For Amsell, the common theme is that “France is king in status games”. Individuals are looking to raise their social status, and French entrepreneurs are happy to help, whether it’s on the software side of BeReal, Yubo or Zenly, or on the hardware side of luxury devices.

It remains to be seen how long ten ten can maintain its cool factor, but its CEO is aware that its current position is both privileged and fragile. Comar said:

It’s exciting, it’s a feeling that’s hard to describe but that a lucky few have felt, it’s a feeling like everything is going so fast and so slow at the same time, adrenaline mixed with pride, gratitude and responsibility, you feel big and small at the same time time — You can only feel it in a consumerist social environment because it can hit you when you least expect it and there is no ceiling. But we have to keep our heads on our shoulders, it’s just the beginning, the hardest part is yet to come.
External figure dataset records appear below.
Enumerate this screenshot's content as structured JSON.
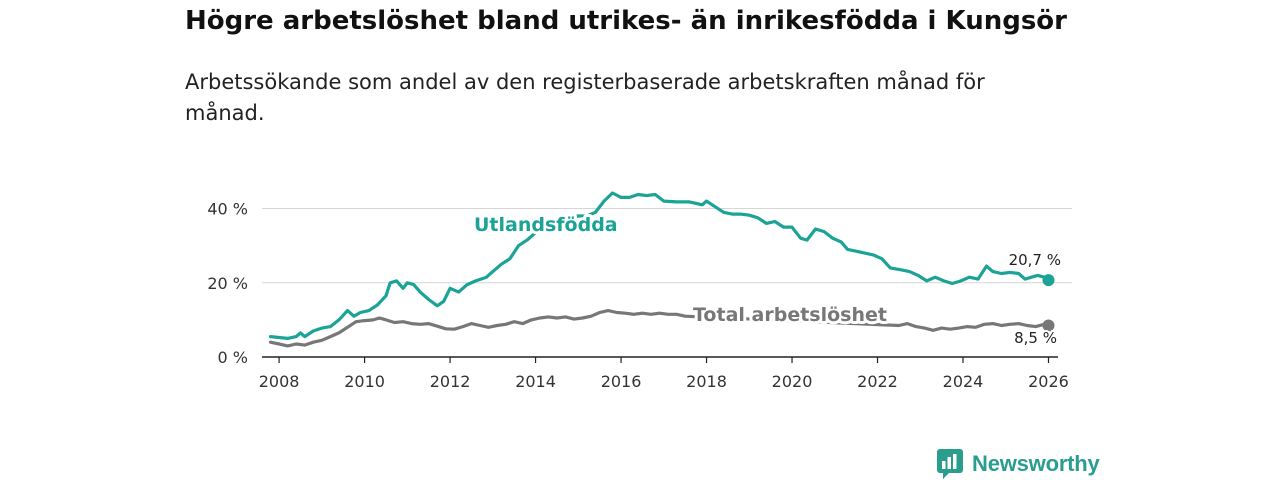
{
  "title": "Högre arbetslöshet bland utrikes- än inrikesfödda i Kungsör",
  "subtitle": "Arbetssökande som andel av den registerbaserade arbetskraften månad för månad.",
  "brand": {
    "name": "Newsworthy",
    "color": "#2a9d8f"
  },
  "chart_data": {
    "type": "line",
    "xlim": [
      2007.6,
      2026.55
    ],
    "ylim": [
      0,
      45
    ],
    "x_ticks": [
      2008,
      2010,
      2012,
      2014,
      2016,
      2018,
      2020,
      2022,
      2024,
      2026
    ],
    "x_tick_labels": [
      "2008",
      "2010",
      "2012",
      "2014",
      "2016",
      "2018",
      "2020",
      "2022",
      "2024",
      "2026"
    ],
    "y_ticks": [
      0,
      20,
      40
    ],
    "y_tick_labels": [
      "0 %",
      "20 %",
      "40 %"
    ],
    "grid": "horizontal",
    "series": [
      {
        "name": "Utlandsfödda",
        "color": "#1aa396",
        "label": "Utlandsfödda",
        "end_label": "20,7 %",
        "points": [
          [
            2007.8,
            5.5
          ],
          [
            2008.2,
            5.0
          ],
          [
            2008.4,
            5.5
          ],
          [
            2008.5,
            6.5
          ],
          [
            2008.6,
            5.5
          ],
          [
            2008.8,
            7.0
          ],
          [
            2009.0,
            7.8
          ],
          [
            2009.2,
            8.2
          ],
          [
            2009.4,
            10.0
          ],
          [
            2009.6,
            12.5
          ],
          [
            2009.75,
            11.0
          ],
          [
            2009.9,
            12.0
          ],
          [
            2010.1,
            12.5
          ],
          [
            2010.3,
            14.0
          ],
          [
            2010.5,
            16.5
          ],
          [
            2010.6,
            20.0
          ],
          [
            2010.75,
            20.5
          ],
          [
            2010.9,
            18.5
          ],
          [
            2011.0,
            20.0
          ],
          [
            2011.15,
            19.5
          ],
          [
            2011.3,
            17.5
          ],
          [
            2011.5,
            15.5
          ],
          [
            2011.7,
            13.8
          ],
          [
            2011.85,
            15.0
          ],
          [
            2012.0,
            18.5
          ],
          [
            2012.2,
            17.5
          ],
          [
            2012.4,
            19.5
          ],
          [
            2012.6,
            20.5
          ],
          [
            2012.85,
            21.5
          ],
          [
            2013.0,
            23.0
          ],
          [
            2013.2,
            25.0
          ],
          [
            2013.4,
            26.5
          ],
          [
            2013.6,
            30.0
          ],
          [
            2013.8,
            31.5
          ],
          [
            2014.0,
            33.5
          ],
          [
            2014.2,
            34.5
          ],
          [
            2014.4,
            35.5
          ],
          [
            2014.6,
            36.5
          ],
          [
            2014.8,
            37.5
          ],
          [
            2015.0,
            38.0
          ],
          [
            2015.2,
            38.0
          ],
          [
            2015.4,
            39.0
          ],
          [
            2015.6,
            42.0
          ],
          [
            2015.8,
            44.2
          ],
          [
            2016.0,
            43.0
          ],
          [
            2016.2,
            43.0
          ],
          [
            2016.4,
            43.8
          ],
          [
            2016.6,
            43.5
          ],
          [
            2016.8,
            43.8
          ],
          [
            2017.0,
            42.0
          ],
          [
            2017.3,
            41.8
          ],
          [
            2017.6,
            41.8
          ],
          [
            2017.9,
            41.0
          ],
          [
            2018.0,
            42.0
          ],
          [
            2018.2,
            40.5
          ],
          [
            2018.4,
            39.0
          ],
          [
            2018.6,
            38.5
          ],
          [
            2018.8,
            38.5
          ],
          [
            2019.0,
            38.2
          ],
          [
            2019.2,
            37.5
          ],
          [
            2019.4,
            36.0
          ],
          [
            2019.6,
            36.5
          ],
          [
            2019.8,
            35.0
          ],
          [
            2020.0,
            35.0
          ],
          [
            2020.2,
            32.0
          ],
          [
            2020.35,
            31.5
          ],
          [
            2020.55,
            34.5
          ],
          [
            2020.75,
            33.8
          ],
          [
            2020.95,
            32.0
          ],
          [
            2021.15,
            31.0
          ],
          [
            2021.3,
            29.0
          ],
          [
            2021.5,
            28.5
          ],
          [
            2021.7,
            28.0
          ],
          [
            2021.9,
            27.5
          ],
          [
            2022.1,
            26.5
          ],
          [
            2022.3,
            24.0
          ],
          [
            2022.55,
            23.5
          ],
          [
            2022.75,
            23.0
          ],
          [
            2022.95,
            22.0
          ],
          [
            2023.15,
            20.5
          ],
          [
            2023.35,
            21.5
          ],
          [
            2023.55,
            20.5
          ],
          [
            2023.75,
            19.8
          ],
          [
            2023.95,
            20.5
          ],
          [
            2024.15,
            21.5
          ],
          [
            2024.35,
            21.0
          ],
          [
            2024.55,
            24.5
          ],
          [
            2024.7,
            23.0
          ],
          [
            2024.9,
            22.5
          ],
          [
            2025.1,
            22.8
          ],
          [
            2025.3,
            22.5
          ],
          [
            2025.45,
            21.0
          ],
          [
            2025.6,
            21.5
          ],
          [
            2025.75,
            22.0
          ],
          [
            2025.9,
            21.5
          ],
          [
            2026.0,
            20.7
          ]
        ]
      },
      {
        "name": "Total arbetslöshet",
        "color": "#777777",
        "label": "Total arbetslöshet",
        "end_label": "8,5 %",
        "points": [
          [
            2007.8,
            4.0
          ],
          [
            2008.0,
            3.5
          ],
          [
            2008.2,
            3.0
          ],
          [
            2008.4,
            3.5
          ],
          [
            2008.6,
            3.2
          ],
          [
            2008.8,
            4.0
          ],
          [
            2009.0,
            4.5
          ],
          [
            2009.2,
            5.5
          ],
          [
            2009.4,
            6.5
          ],
          [
            2009.6,
            8.0
          ],
          [
            2009.8,
            9.5
          ],
          [
            2010.0,
            9.8
          ],
          [
            2010.2,
            10.0
          ],
          [
            2010.35,
            10.5
          ],
          [
            2010.5,
            10.0
          ],
          [
            2010.7,
            9.3
          ],
          [
            2010.9,
            9.5
          ],
          [
            2011.1,
            9.0
          ],
          [
            2011.3,
            8.8
          ],
          [
            2011.5,
            9.0
          ],
          [
            2011.7,
            8.3
          ],
          [
            2011.9,
            7.6
          ],
          [
            2012.1,
            7.5
          ],
          [
            2012.3,
            8.2
          ],
          [
            2012.5,
            9.0
          ],
          [
            2012.7,
            8.5
          ],
          [
            2012.9,
            8.0
          ],
          [
            2013.1,
            8.5
          ],
          [
            2013.3,
            8.8
          ],
          [
            2013.5,
            9.5
          ],
          [
            2013.7,
            9.0
          ],
          [
            2013.9,
            10.0
          ],
          [
            2014.1,
            10.5
          ],
          [
            2014.3,
            10.8
          ],
          [
            2014.5,
            10.5
          ],
          [
            2014.7,
            10.8
          ],
          [
            2014.9,
            10.2
          ],
          [
            2015.1,
            10.5
          ],
          [
            2015.3,
            11.0
          ],
          [
            2015.5,
            12.0
          ],
          [
            2015.7,
            12.5
          ],
          [
            2015.9,
            12.0
          ],
          [
            2016.1,
            11.8
          ],
          [
            2016.3,
            11.5
          ],
          [
            2016.5,
            11.8
          ],
          [
            2016.7,
            11.5
          ],
          [
            2016.9,
            11.8
          ],
          [
            2017.1,
            11.5
          ],
          [
            2017.3,
            11.5
          ],
          [
            2017.5,
            11.0
          ],
          [
            2022.5,
            8.5
          ],
          [
            2022.7,
            9.0
          ],
          [
            2022.9,
            8.2
          ],
          [
            2023.1,
            7.8
          ],
          [
            2023.3,
            7.2
          ],
          [
            2023.5,
            7.8
          ],
          [
            2023.7,
            7.5
          ],
          [
            2023.9,
            7.8
          ],
          [
            2024.1,
            8.2
          ],
          [
            2024.3,
            8.0
          ],
          [
            2024.5,
            8.8
          ],
          [
            2024.7,
            9.0
          ],
          [
            2024.9,
            8.5
          ],
          [
            2025.1,
            8.8
          ],
          [
            2025.3,
            9.0
          ],
          [
            2025.5,
            8.5
          ],
          [
            2025.7,
            8.2
          ],
          [
            2025.9,
            8.8
          ],
          [
            2026.0,
            8.5
          ]
        ]
      }
    ]
  }
}
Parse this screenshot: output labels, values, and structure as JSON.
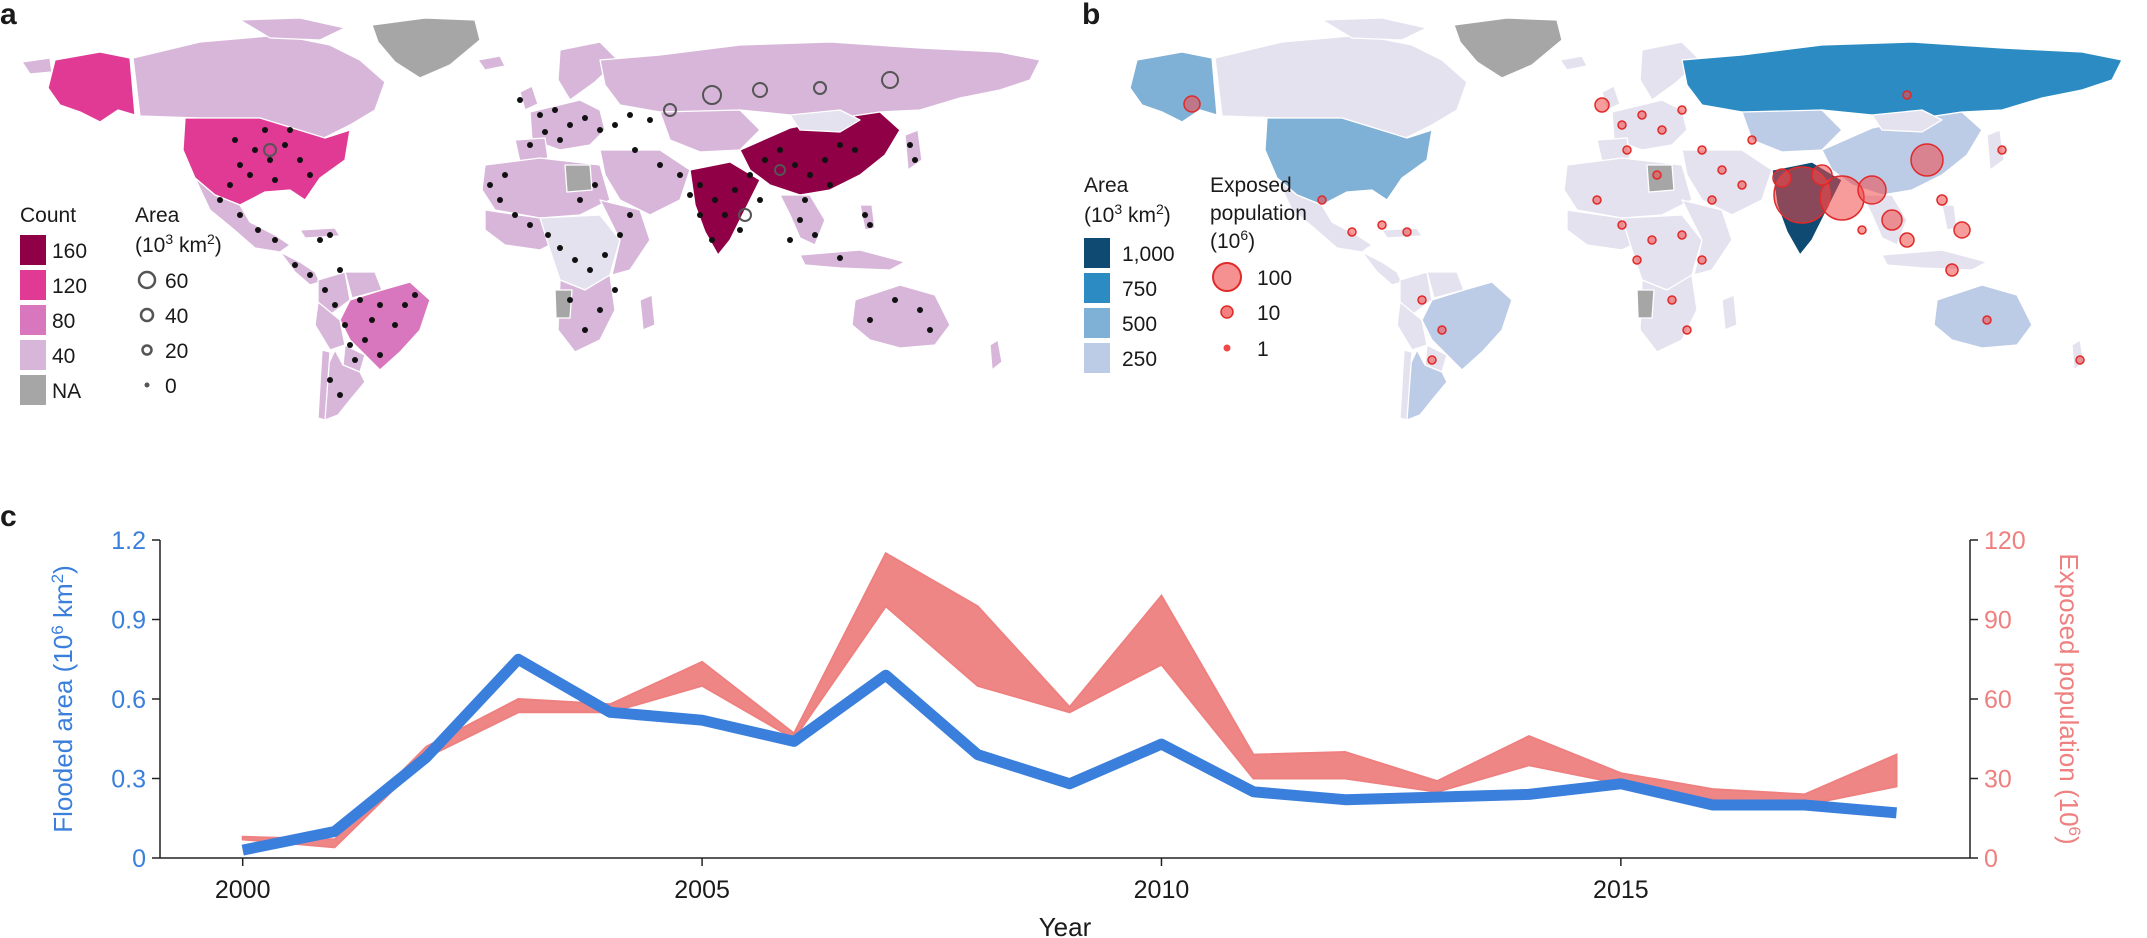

Comar and co-founder and CTO Antoine Baché have been getting very little sleep lately. The smiley email auto-reply warns that they are having “problems with our servers due to the large number of users at the same time” and are “working day and night to fix this once and for all”.

Server pain aside, the generation gap is one of the hurdles the 10s will have to navigate smartly. More than privacy, the use of ten ten by teenagers and in classrooms is often discussed. “When you read these articles, you feel like they’re talking about some new drug that’s going around the school!” Comar said.

It’s easy to see why teachers were the first adults to notice the app. Since ten ten can bypass the lock screen and play the message out loud, it can be used for pranks and cause minor disruptions in classrooms. But the need to teach phone hygiene is nothing new, and kids are savvy enough to figure it out too.

In the French subreddit for teachers, there was a discussion about whether members had any problems with tens in classrooms. One participant noted that “there have been no major incidents so far” despite the app “getting a lot of attention” at their school. But the person added, “I’m asking students to put their phones on airplane mode.” (We have not reached out to verify that this person is a teacher, but their profile appears to confirm that they are.)

Instead of starting a new moral panic, maybe ten ten could be an opportunity for parents to marvel that some of our favorite cultural artifacts are making a comeback; be it tapes, Dungeons & Dragons, or now, radios.

It’s only a small step from outdated to vintage, and the success of ‘Stranger Things’ probably helped. But app-based radios would have no real traction if there was no real use case around them. Comar thinks there is, and that’s what inspired him.

“I always had a group of close friends, we talked every day on different media, but I felt like there was some friction between them,” he said. “I wanted us to be able to communicate as if we were always under the same roof, like roommates: if you want to say something, you just walk into their room, if their door is closed, knock, if it’s open, you just talk! “

Hopefully in ten ten the parents will see the value in it too. Who knows, maybe they will be able to say out loud that dinner is ready. That is, if their teen accepts them as a contact.